Since 1995, over 15 million people with TB in Asia have been treated under DOTS, preventing several million
deaths from TB.
Access to life-saving tuberculosis services providing high-quality drugs is helping people to regain their
health and go back to work and school.
We emphasize that it is critical that this momentum is maintained to reach all TB patients, particularly
the poorest and the most vulnerable, and to prevent the emergence of drug resistance.
If we fail to effectively address the epidemic in Asia at this point in time, we will fail in reversing
the epidemic globally.
We acknowledge the need to improve the scope, extent and reach of TB services in line with the new Stop TB
strategy and commit to support the Global Plan and Regional Plans 2006-2015, and national multi-year plans
to stop TB over the next 10 years, in order to achieve the TB targets set under the Millennium Development Goals.

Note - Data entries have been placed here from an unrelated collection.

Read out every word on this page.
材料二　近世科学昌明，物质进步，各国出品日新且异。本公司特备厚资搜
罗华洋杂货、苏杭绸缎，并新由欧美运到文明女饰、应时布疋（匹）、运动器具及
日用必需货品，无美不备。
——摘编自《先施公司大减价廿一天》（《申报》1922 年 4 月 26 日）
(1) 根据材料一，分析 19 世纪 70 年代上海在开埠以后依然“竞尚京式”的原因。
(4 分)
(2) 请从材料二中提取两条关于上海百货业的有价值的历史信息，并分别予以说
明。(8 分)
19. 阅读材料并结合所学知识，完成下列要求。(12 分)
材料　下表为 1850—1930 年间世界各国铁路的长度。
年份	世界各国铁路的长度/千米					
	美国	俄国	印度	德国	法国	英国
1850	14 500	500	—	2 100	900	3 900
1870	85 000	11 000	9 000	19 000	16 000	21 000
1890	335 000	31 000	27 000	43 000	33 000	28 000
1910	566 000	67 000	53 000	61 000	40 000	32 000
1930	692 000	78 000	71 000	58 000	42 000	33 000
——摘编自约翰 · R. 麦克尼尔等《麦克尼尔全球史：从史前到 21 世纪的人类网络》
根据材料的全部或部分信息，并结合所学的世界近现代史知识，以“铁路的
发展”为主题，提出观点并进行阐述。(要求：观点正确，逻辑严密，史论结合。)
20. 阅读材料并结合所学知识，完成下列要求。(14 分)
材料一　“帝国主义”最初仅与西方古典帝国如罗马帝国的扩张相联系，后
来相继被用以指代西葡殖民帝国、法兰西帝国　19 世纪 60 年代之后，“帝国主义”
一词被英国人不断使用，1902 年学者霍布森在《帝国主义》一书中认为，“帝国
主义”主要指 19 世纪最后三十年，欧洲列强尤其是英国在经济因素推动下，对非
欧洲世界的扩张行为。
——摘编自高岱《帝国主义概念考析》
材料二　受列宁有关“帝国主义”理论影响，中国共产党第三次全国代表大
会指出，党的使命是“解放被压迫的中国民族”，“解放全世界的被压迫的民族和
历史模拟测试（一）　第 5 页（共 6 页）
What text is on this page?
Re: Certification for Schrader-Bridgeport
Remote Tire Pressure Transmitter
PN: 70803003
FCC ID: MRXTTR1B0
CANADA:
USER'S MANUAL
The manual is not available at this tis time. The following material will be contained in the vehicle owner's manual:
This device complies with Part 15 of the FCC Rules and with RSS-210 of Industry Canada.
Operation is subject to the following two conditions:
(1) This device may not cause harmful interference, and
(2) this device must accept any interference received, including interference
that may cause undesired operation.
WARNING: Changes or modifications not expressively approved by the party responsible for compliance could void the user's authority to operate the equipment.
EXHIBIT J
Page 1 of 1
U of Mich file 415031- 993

Believing that, together, we can stop TB in Asia,
WE COMMIT OURSELVES to supporting the full implementation of the Regional and country plans to implement
quality diagnostic and treatment services to stop TB in Asia, towards reaching the goal of halving TB
prevalence and mortality and achieving the Millennium Development Goals in all countries of Asia by 2015,
Ensuring that National TB Control Programmes have the means to identify and cure all persons with TB, - finances,
skilled people, quality equipment, drugs and diagnostics to accelerate action against TB in Asia, through
our collective will to increase and sustain resources allocated for TB, in line with the Resolution on
Sustainable Financing for TB Prevention and Control adopted by the World Health Assembly in May 2005
Effectively combating TB/HIV and emerging multi-drug resistance in Asia, promoting and facilitating joint
action by TB and HIV programmes to effectively care for those dually affected, including through providing
access to antiretroviral therapy to those requiring these, and preventing the emergence of drug resistance
through sustaining effective DOTS programmes, while, at the same time, supporting the development and
application of internationally recommended best practices for the prevention, diagnosis and treatment of
Forging effective international and national partnerships that include ministries, government organizations,
the private health sector, industry, nongovernmental organizations, individuals, foundations, academia and
particularly communities through advocacy, communication and social mobilization approaches, to ensure that
diagnostic and treatment practices that are in accordance with the International Standards for TB care and
the Patient's Charter, reach all TB patients in Asia, and
Tapping the existing potential in Asia to promote basic and operational research into innovative interventions
for better implementation and more effective utilization of available resources, and contribute to global
efforts to develop new tools and enhance manufacturing capacity for drugs, diagnostics and vaccines that will
serve as the cornerstones of future TB control.
Recognizing the enormity of the task ahead and the significant magnitude of technical, operational and
financial resources that this will entail,
We call upon all national governments, organizations and agencies, and other partners in Asia and around
the world to actively support this Call for Action to Stop TB in Asia.